According to their catalogue, the library has about 400 books, with about 50 donations per day coming for the last few days. OWSL’s catalogue includes kind of what is to be expected in the library of a strange semianarchy made up of people with too much time, from Reading Lolita in Tehran to The Shock Doctrine: The Rise of Disaster Capitalism. Volunteers say that they’re having constant requests for copies of A People’s History of the United States by Howard Zinn. There are a few less expected titles in the catalogue, though, too, like Quiverfull: Inside the Christian Patriarchy Movement3 and Cloudy with a chance of meatballs.

OWSL volunteers say that they do not discriminate when it comes to which books they put out – by nature of those donating, they have mostly liberal political and philosophical theory. But, one of the volunteers said, “if someone came with a truckload of Rush Limbaugh’s books, we’d put them out.

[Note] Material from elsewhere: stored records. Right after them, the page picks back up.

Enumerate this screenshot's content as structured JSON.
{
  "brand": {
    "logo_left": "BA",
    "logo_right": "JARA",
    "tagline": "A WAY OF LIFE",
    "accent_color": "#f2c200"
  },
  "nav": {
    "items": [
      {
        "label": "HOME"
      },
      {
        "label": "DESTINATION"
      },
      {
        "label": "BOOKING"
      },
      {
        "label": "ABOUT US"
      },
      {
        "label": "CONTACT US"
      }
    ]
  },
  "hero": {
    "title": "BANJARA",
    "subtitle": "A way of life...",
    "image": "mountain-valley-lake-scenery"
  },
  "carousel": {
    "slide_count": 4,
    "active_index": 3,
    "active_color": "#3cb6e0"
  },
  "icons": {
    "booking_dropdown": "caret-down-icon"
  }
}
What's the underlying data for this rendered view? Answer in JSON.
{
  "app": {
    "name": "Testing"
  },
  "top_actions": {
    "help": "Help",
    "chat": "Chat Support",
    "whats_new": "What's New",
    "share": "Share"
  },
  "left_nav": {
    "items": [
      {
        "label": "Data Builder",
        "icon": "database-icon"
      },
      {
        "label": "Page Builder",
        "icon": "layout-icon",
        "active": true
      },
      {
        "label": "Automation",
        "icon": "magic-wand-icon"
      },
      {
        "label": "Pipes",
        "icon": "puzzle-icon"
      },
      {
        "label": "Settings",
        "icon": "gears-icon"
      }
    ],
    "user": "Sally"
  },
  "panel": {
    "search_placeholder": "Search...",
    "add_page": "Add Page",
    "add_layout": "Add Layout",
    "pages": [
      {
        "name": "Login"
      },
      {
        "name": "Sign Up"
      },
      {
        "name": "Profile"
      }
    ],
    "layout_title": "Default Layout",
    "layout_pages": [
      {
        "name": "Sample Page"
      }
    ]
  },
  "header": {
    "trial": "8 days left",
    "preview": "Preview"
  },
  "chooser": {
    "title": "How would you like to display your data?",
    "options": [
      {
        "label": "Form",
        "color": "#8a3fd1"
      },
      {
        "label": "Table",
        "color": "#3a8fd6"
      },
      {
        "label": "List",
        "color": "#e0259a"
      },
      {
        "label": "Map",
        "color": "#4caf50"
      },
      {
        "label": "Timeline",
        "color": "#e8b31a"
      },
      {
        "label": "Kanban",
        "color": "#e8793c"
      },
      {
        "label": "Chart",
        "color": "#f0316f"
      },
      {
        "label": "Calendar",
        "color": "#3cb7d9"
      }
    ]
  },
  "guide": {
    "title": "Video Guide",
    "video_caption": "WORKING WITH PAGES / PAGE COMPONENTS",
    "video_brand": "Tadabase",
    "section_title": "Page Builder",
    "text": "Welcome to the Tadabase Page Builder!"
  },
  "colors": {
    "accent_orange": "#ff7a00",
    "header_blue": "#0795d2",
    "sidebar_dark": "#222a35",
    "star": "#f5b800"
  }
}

We’re not opposed to having a dissenting voice.”4

One volunteer was asked to describe the library’s purpose: “People want to know, ‘What’s your agenda?’” he said. “Well, the status quo doesn’t have an agenda. Everyone here, in the aggregate, are people who feel disenfranchised and powerless. It’s perfectly legitimate to be frustrated. I don’t have a solution. I’m not an anarchist. I’m here because I love books.”

I'm not an anarchist. I'm here because I love books.

This attitude is what gives a sense of legitimacy to OWSL: its dedication to the availability of information in general, not just the forward movement of the protesters’ varying agendas. It’s admittedly heartening to see that one of the first things that develops in a group of people staying still for a while is a library. The agendas and decisions of the protest aside, let’s hope that the spirit of the indiscriminate availability of information and discourse remains in at least this aspect of the movement.

1 If you’re not terribly aware of what’s going on in NYC, and are interested in politics or social media or culture or anthropology or basically anything, read up on the Wiki page – for more laughs, read the .
2 For example: Sanitation, Food and Kitchen, Arts & Culture, Public Relations, Direct Action, Media Spokesperson Relations, Internet, Information, and “Peacemakers” [Security]. source:
3 For substantial feelings of anger, horror, and loss of hope, Google the Quiverfull movement.